Pour y remédier, l’Académie de médecine recommande noir sur blanc que « le juge dispose de tous les moyens pour rechercher l’expert le plus en adéquation avec l’affaire en cause, ne fut-il pas l’expert le plus habituellement désigné ». « L’expert ’multi-cartes’, omniscient pluri-spécialiste doit disparaître », lit-on plus loin. Les sages suggèrent donc d’affiner la nomenclature des rubriques expertales, en mentionnant les sur-spécialités. « Il faudrait un thesaurus dont le magistrat serait le récipiendaire » développe Jacques Hureau.
Comme un goût de médicament
L’indépendance et l’impartialité sont les deux autres objectifs autour desquels tourne le reste des recommandations. Et les académiciens n’ignorent pas les mesures comprises dans la réforme du médicament, grand chantier d’automne du gouvernement. « Il est très important pour un expert de déclarer ses conflits d’intérêts. Trop souvent il peut se retrouver en dépendance malgré lui », estime la plume du rapport. Sans prôner des mesures aussi strictes que pour les experts de l’industrie pharmaceutique (qui doivent déclarer les liens d’intérêts qu’ils ont pu nouer jusqu’à 5 ans auparavant), Jacques Hureau évoque deux cas : « Si l’expert a des liens d’intérêt, il doit pouvoir s’en ouvrir lors de la première réunion expertale devant les parties, et en faire mention dans le rapport, ou il doit commettre une déclaration publique d’intérêt s’il y a un conflit intellectuel ou financier ». L’Académie rappelle également dans ses recommandations la possibilité d’une délocalisation de l’expertise, s’il y a « risque d’une confraternité, voire d’un corporatisme local ».
Enfin, les sages se font l’écho d’une vieille demande des experts : le développement des expertises collégiales dans les dossiers ardus. « L’État au pénal, ou les parties au civil ne le souhaitent pas forcément car financièrement, cela revient plus cher, mais c’est essentiel », revendique Jacques Hureau. Sous sa direction, l’Académie envisage même deux collèges : l’un pluridisciplinaire, pour des mises en cause dans le cadre d’une chaîne de soins, l’autre monodisciplinaire, pour les dossiers les plus délicats. « Cela ne doit pas pour autant supprimer le recours à un sapiteur, prévient l’académicien.

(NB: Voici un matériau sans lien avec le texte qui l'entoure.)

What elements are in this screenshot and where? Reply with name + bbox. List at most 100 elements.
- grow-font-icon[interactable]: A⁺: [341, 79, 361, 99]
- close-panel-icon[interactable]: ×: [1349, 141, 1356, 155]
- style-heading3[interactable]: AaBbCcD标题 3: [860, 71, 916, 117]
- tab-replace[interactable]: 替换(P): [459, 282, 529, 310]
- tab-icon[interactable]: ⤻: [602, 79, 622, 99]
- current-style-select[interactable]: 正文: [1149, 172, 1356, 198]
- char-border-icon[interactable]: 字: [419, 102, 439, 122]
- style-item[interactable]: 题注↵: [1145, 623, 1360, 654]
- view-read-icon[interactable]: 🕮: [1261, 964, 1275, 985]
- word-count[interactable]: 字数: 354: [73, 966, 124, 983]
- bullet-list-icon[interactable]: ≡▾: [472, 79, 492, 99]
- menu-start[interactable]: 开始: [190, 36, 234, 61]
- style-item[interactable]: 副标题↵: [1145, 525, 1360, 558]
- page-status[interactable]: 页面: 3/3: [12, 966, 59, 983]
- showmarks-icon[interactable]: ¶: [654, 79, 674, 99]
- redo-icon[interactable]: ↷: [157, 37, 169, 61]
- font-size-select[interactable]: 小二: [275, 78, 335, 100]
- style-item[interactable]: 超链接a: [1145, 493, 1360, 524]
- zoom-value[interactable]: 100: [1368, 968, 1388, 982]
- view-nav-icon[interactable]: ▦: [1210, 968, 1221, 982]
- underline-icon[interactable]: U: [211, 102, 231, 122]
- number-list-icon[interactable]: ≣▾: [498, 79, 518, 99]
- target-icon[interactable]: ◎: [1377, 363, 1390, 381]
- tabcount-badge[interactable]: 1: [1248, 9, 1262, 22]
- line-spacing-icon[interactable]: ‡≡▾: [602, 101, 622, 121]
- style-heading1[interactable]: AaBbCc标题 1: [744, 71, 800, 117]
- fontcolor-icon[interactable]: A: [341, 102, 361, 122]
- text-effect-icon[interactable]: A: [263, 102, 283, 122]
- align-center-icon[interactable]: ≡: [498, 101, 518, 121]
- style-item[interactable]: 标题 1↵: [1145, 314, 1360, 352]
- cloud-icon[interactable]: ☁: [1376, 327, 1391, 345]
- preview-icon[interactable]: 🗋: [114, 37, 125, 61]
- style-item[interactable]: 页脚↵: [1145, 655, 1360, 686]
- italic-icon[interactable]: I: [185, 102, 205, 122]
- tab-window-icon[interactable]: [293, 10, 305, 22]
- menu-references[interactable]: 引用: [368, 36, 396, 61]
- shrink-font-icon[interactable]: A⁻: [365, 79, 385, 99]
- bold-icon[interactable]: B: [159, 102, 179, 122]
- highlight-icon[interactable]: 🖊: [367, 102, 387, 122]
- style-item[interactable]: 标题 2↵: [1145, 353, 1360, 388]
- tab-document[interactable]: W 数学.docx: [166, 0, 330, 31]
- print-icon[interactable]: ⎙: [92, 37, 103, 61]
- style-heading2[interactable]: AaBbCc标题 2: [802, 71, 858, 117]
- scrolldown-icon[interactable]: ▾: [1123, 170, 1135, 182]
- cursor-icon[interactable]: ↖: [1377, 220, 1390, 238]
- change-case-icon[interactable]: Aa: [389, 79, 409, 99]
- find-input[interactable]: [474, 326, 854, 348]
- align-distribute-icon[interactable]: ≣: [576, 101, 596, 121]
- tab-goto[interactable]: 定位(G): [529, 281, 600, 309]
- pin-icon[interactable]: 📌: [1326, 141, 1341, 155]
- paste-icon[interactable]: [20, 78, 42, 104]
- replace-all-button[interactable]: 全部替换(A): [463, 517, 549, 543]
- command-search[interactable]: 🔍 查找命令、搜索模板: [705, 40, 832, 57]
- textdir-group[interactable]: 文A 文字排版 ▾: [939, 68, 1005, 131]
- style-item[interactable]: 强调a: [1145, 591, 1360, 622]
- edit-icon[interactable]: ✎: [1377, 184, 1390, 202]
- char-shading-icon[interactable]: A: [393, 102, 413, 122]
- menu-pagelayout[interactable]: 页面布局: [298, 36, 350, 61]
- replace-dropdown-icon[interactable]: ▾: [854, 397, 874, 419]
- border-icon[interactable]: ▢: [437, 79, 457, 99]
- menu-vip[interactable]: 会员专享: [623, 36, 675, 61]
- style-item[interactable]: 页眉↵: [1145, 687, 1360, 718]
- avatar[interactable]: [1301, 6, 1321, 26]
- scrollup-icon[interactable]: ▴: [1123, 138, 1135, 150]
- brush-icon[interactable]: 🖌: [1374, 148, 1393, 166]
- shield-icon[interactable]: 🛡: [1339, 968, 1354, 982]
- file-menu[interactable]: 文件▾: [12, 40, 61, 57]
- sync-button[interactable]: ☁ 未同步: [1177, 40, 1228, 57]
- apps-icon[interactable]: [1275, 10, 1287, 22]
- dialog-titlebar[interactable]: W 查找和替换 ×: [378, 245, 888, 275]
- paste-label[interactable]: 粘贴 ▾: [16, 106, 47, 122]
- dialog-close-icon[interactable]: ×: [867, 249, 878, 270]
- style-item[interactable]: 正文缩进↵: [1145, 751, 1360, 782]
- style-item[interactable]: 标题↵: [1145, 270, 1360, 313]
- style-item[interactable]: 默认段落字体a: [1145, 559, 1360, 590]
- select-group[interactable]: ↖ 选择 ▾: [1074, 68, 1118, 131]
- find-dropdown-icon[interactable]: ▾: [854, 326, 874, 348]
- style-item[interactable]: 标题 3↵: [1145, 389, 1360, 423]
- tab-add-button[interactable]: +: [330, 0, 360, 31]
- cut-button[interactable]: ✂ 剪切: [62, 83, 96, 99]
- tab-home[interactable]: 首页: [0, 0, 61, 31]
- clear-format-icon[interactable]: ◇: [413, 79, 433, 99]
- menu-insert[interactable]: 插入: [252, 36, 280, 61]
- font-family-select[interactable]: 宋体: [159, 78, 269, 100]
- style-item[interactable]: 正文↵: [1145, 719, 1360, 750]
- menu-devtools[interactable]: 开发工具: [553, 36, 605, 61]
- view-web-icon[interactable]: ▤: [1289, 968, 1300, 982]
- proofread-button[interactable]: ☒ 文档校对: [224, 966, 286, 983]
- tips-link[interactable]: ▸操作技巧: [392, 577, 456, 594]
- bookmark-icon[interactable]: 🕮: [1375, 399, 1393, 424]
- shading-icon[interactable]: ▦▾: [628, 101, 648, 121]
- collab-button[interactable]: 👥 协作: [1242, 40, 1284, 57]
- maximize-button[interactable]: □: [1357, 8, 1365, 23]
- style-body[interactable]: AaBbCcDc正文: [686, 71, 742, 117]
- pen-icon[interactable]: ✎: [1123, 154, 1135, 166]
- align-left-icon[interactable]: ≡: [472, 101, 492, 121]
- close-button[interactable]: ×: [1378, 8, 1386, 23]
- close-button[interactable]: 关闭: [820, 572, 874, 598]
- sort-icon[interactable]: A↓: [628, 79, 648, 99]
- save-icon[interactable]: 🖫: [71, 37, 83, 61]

Celui-ci reste légitime lorsque l’expert ou le collège a besoin d’un avis particulièrement pointu. »
Au-delà de ces recommandations, l’Institution ébauche d’autres pistes de réflexion pour garantir la qualité des expertises, comme une procédure d’accréditation authentique d’experts sous le contrôle de la Haute autorité de santé pour les spécialités médicales dites à risques. « Rien ne doit être négligé pour redonner confiance dans l’expertise », conclut Jacques Hureau : « exiger des experts compétents et indépendances, c’est protéger les justiciables et l’institution judiciaire tout entière ».